EDITORIAL: KMT should not antagonize academia

Chinese Nationalist Party (KMT) Legislator Lu Hsueh-chang (呂學樟), convener of the Judiciary and Organic Laws and Statutes Committee, led a team inspecting the Academia Sinica on Monday. Lu said that as the institution falls under the jurisdication of the Presidential Office, academics are technically civil servants and should therefore be politically neutral and should furthermore observe administrative ethics.

He said that if the institution is found to have performed poorly, the government should consider abolishing it.

Academia Sinica and the public were up in arms. Lu later said his words had been taken out of context, seeking to clarify his position by saying he had not referred to scrapping the Academia Sinica itself; that it was just that he felt that the Institutum Iurisprudentiae and the Institute of Political Science had become considerably politically partisan not long after they were established. He added that, according to the Office of the President Organization Act (總統府組織法), unwanted departments could be abolished.

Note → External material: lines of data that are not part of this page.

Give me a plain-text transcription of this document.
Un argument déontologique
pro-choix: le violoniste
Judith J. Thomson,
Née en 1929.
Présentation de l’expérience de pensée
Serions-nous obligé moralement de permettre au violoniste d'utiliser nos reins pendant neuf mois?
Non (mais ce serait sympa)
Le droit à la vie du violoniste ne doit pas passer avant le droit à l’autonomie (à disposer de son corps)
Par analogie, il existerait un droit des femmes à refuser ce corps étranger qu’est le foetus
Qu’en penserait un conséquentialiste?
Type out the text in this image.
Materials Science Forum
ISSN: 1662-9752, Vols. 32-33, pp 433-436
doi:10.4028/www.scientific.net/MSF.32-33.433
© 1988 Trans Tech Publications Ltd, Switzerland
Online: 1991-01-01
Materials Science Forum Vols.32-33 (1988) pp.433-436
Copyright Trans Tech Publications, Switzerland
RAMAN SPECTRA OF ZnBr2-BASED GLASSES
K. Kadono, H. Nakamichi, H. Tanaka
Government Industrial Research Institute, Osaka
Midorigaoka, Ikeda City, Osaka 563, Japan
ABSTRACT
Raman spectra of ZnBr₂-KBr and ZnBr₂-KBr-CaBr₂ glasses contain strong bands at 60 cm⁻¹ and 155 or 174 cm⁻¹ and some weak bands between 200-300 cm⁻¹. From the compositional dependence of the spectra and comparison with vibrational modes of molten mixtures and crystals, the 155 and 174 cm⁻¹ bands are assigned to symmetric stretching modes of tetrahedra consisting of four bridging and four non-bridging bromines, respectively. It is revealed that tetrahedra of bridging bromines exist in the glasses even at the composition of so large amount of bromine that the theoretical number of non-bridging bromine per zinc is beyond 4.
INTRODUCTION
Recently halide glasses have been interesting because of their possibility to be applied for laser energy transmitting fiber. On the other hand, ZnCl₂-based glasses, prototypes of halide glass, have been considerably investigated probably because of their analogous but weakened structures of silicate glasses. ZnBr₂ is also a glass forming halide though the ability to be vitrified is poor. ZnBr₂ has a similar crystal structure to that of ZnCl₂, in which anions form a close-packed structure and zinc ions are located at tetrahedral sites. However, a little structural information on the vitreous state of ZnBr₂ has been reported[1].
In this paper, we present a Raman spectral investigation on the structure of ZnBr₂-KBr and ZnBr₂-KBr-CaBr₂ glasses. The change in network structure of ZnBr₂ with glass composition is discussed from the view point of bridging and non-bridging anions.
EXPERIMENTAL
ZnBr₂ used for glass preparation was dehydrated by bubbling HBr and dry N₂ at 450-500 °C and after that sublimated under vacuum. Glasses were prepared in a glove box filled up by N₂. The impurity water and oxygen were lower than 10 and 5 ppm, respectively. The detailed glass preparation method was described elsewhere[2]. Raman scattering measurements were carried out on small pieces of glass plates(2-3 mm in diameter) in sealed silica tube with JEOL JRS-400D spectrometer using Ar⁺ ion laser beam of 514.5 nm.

It is true that Article 17 of the President Organization Act states that the Academia Sinica “shall be under the direct administrative supervision of the Office of the President” and is part of the administrative system. It is also true that its researchers are considered civil servants and therefore subject to the stipulations in Article 7 of the Civil Service Administrative Neutrality Act (公務人員行政中立法), which prohibits their membership in any political party and engaging in other political activity. Also, researchers are bound by Article 2 of the Civil Service Act (公務員服務法).

However, the Academia Sinica is a research institution. Researchers have a constitutional right to academic freedom. There should not exist a relationship of top-down state authority. The Academia Sinica should not be regarded as an organ of the state following directives from the government, nor should its resources and academic research be subject to state control. This is a serious infringement of academic freedom.

The entire inspection process was questionable to the utmost degree and reveals the desire of certain politicians to control academic institutions and their staff. Legislators are elected representatives of the public, but Lu prioritizing the president’s interests in this manner amply demonstrates that the party-state is alive and well and that the Constitution is foundering. Threatening to abolish the Academia Sinica or any of its institutes is pernicious behavior and will likely have a chilling effect in academia.

Chinese society traditionally has the utmost respect for its educated elite and in Confucian thought intellectuals have a social responsibility to ensure the state is stable, ordered and robust. Through their studies, academics help steer society on the correct course, not only from their position in the government — many in the Cabinet hold doctorates — but also from within the opposition, providing critiques and recommendations for government policy.

It would be naive to think Lu’s inspection was unrelated to the role Academia Sinica associate researcher Huang Kuo-chang (黃國昌) played in the Sunflower protest movement. However, threatening to abolish the nation’s highest research institution, or targeting specific institutes within it, just to get at one man is to make an enemy of academia.